As our Bar Association considered SB5, we had to take note of an extensive report given to us by our State Civil Committee. That report is attached to our finally-adopted Resolution. That 18-page report criticized many of the provisions of the Bill, opposing the Bill for several reasons, but chiefly because it would establish a statute of repose to state law applicable to all defective products. The Committee also opposed the Bill because it would ask a jury to assess the proportionate amount of casual responsibility (as opposed to negligence) of the respective parties to a law suit. And of course the Bill would eliminate joint and several liability.

Within our Bar Association, the opponents of this Bill also included the Business Law Section which, after careful study, concluded that this legislation -- far from reducing litigation -- would actually create a hot-bed of litigation challenging its constitutionality.

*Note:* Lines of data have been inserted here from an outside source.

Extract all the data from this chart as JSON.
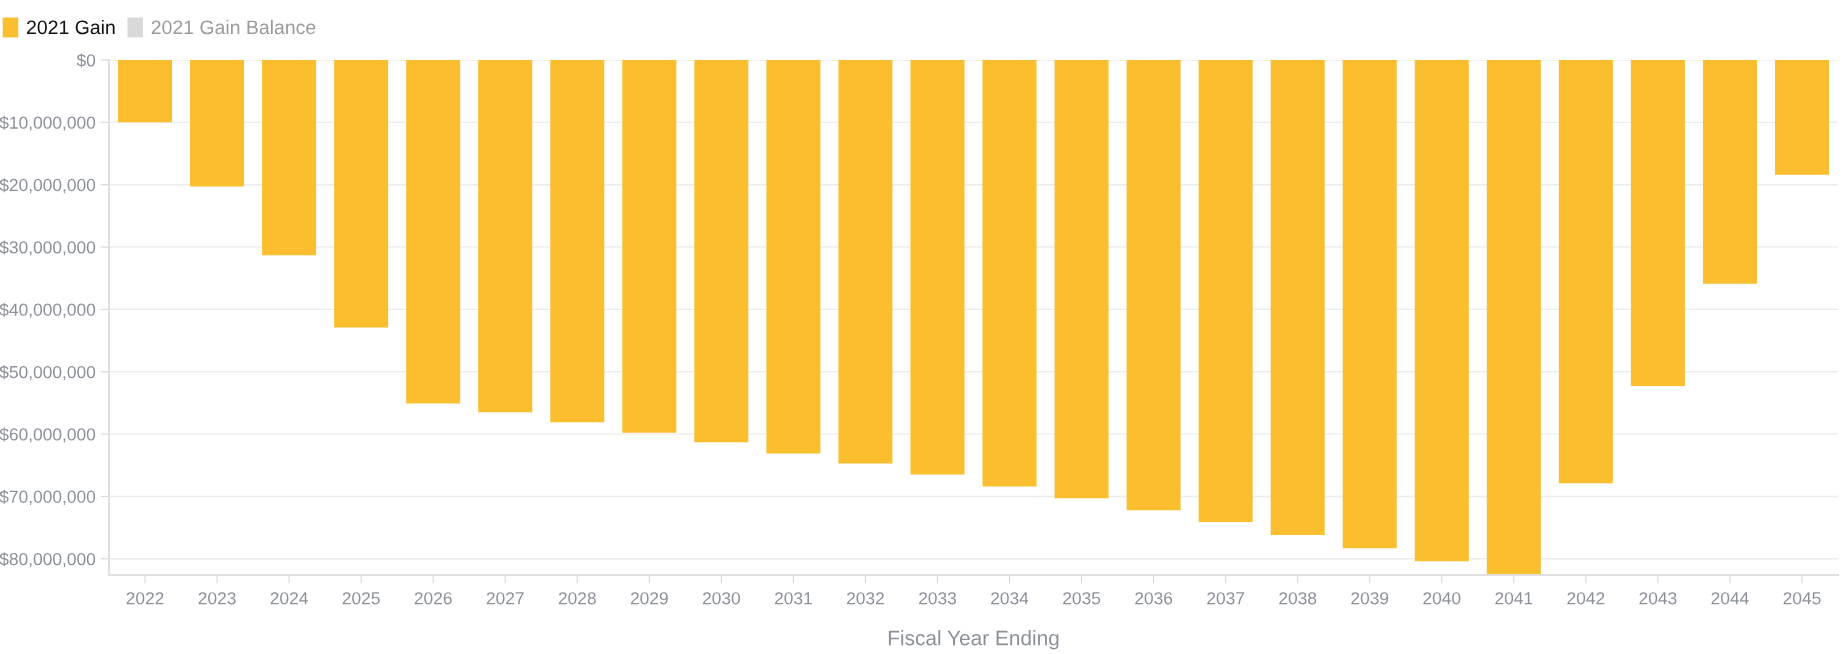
{
  "chart_data": {
    "type": "bar",
    "xlabel": "Fiscal Year Ending",
    "categories": [
      "2022",
      "2023",
      "2024",
      "2025",
      "2026",
      "2027",
      "2028",
      "2029",
      "2030",
      "2031",
      "2032",
      "2033",
      "2034",
      "2035",
      "2036",
      "2037",
      "2038",
      "2039",
      "2040",
      "2041",
      "2042",
      "2043",
      "2044",
      "2045"
    ],
    "series": [
      {
        "name": "2021 Gain",
        "color": "#fbbe2e",
        "values": [
          10000000,
          20300000,
          31300000,
          42900000,
          55100000,
          56500000,
          58100000,
          59800000,
          61300000,
          63100000,
          64700000,
          66500000,
          68400000,
          70300000,
          72200000,
          74100000,
          76200000,
          78300000,
          80400000,
          82500000,
          67900000,
          52300000,
          35900000,
          18400000
        ]
      },
      {
        "name": "2021 Gain Balance",
        "color": "#d9d9d9",
        "values": [
          null,
          null,
          null,
          null,
          null,
          null,
          null,
          null,
          null,
          null,
          null,
          null,
          null,
          null,
          null,
          null,
          null,
          null,
          null,
          null,
          null,
          null,
          null,
          null
        ]
      }
    ],
    "ylim": [
      82600000,
      0
    ],
    "yticks": [
      {
        "value": 0,
        "label": "$0"
      },
      {
        "value": 10000000,
        "label": "$10,000,000"
      },
      {
        "value": 20000000,
        "label": "$20,000,000"
      },
      {
        "value": 30000000,
        "label": "$30,000,000"
      },
      {
        "value": 40000000,
        "label": "$40,000,000"
      },
      {
        "value": 50000000,
        "label": "$50,000,000"
      },
      {
        "value": 60000000,
        "label": "$60,000,000"
      },
      {
        "value": 70000000,
        "label": "$70,000,000"
      },
      {
        "value": 80000000,
        "label": "$80,000,000"
      }
    ],
    "grid": "y",
    "legend": "top left"
  }
}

Indeed, Ohio’s version of this legislation was recently declared unconstitutional because it precludes a citizen’s right to trial by jury. Even the Chair of the Pennsylvania Bar Association’s Corporation, Banking and Business Law Section, William H. Clark, Jr. (who sits on our Business Law Executive Committee) saw no reason to support this Bill, stating that it “just strikes the wrong balance, as a matter of public policy, between the rights of injured people and the interests of the business community.”

Our Business Law Section also found that the Bill’s proposal to limit punitive damages to a flat rate and its treatment of joint and several liability were, and I quote, “equally troubling.”

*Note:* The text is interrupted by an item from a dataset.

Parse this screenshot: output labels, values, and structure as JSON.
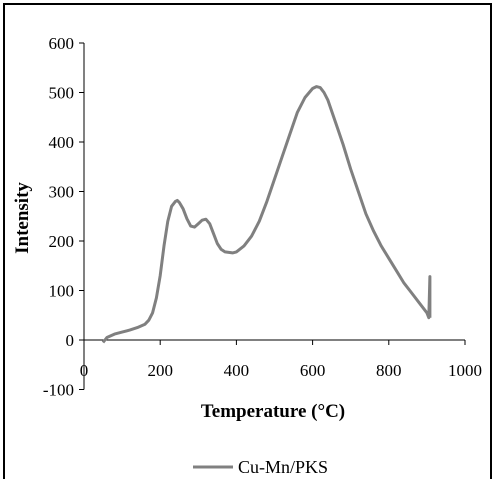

I want to point out as part of our wide-ranging debate on the legislation, we also invited and heard from members of the State Civil Justice Commission which supports the legislation. We listened and carefully considered all of the many points raised by that group as well on two separate occasions at two different Board meetings. I have to say, however, after considering that Pennsylvania is 49th among states in the filing of civil law suits and realizing that the average amount of damage awards here is substantially lower than in many other states, we came to wonder: What is wrong with the law in Pennsylvania as it exists today? Why the great rush for change?

In the end, after many hours of consideration of this legislation and a very thorough airing, the Board of Governors of the Philadelphia Bar Association unanimously voted to oppose Senate Bill 5 because it is detrimental to the procedural and substantive rights of parties engaged in tort litigation in the Commonwealth of Pennsylvania. It would deny fundamental rights to the people of this state. It would erode the rights of injured consumers. And while doing all this, we are convinced that SB5 would have little or no beneficial impact on the other side of the scales. It will not decrease litigation. It will not be a remedy for a perceived litigation crisis which may not even exist in the first place. It will not help business. It will create no tangible and economic benefits to the citizens of the Commonwealth. And finally, the constitutionality of the legislation still continues to be in question.

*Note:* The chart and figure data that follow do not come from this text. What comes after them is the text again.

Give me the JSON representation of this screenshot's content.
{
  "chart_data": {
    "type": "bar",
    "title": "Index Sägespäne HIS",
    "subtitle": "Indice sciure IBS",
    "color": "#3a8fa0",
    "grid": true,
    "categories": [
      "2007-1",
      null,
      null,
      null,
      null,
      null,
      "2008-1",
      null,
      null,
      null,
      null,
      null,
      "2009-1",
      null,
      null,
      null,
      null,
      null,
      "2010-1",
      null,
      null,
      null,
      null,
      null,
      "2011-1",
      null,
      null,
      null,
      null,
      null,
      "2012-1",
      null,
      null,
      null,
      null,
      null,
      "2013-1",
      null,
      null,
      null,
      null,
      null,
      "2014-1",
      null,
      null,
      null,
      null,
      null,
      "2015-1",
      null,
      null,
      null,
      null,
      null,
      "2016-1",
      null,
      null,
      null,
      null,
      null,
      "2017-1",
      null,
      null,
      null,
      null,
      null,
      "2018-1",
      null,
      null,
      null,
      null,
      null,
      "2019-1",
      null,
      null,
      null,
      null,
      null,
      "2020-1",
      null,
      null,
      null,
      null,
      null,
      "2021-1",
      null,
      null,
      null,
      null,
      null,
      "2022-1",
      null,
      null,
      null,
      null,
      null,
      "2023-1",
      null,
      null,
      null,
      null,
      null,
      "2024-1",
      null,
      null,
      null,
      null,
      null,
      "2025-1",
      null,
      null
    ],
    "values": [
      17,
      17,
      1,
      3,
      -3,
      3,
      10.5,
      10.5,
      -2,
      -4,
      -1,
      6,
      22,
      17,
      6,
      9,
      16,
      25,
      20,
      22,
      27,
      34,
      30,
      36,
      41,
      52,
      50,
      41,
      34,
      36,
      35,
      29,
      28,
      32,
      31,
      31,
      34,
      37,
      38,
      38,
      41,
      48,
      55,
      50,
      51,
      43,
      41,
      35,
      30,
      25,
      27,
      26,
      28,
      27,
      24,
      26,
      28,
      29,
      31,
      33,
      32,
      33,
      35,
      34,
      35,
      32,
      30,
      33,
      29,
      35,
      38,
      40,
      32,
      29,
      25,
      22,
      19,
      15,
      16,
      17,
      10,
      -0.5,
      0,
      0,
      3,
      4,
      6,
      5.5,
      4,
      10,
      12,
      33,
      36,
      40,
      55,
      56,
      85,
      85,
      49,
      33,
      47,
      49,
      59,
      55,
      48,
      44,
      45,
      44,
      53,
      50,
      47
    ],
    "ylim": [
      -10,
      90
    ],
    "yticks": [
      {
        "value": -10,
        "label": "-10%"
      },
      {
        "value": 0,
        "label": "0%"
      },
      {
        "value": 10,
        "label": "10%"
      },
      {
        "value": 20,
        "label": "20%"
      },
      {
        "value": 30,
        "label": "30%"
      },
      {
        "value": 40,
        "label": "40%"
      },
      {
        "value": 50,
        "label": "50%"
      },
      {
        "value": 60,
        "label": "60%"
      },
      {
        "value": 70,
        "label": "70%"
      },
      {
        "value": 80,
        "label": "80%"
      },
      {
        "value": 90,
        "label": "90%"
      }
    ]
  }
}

We are pleased to be joined by other Bar Associations from the region and throughout the state in raising our concerns about this issue. As officers of the court, we feel a special obligation to work to protect the rights of ordinary people. This proposed legislation has united all of those who care about those rights. Both within our professional family and beyond -- in each individual Bar Association and among the many associations -- I have seen great unity on this issue. Very real and very serious concerns are raised regarding this legislation.

Please understand that we endorse and support all efforts to ensure that law suits filed in this state are meritorious and are fairly resolved. But we do not believe that this Bill is the means to such an end. We respectfully request the Committee and the legislature to oppose Senate Bill 5. Thank you.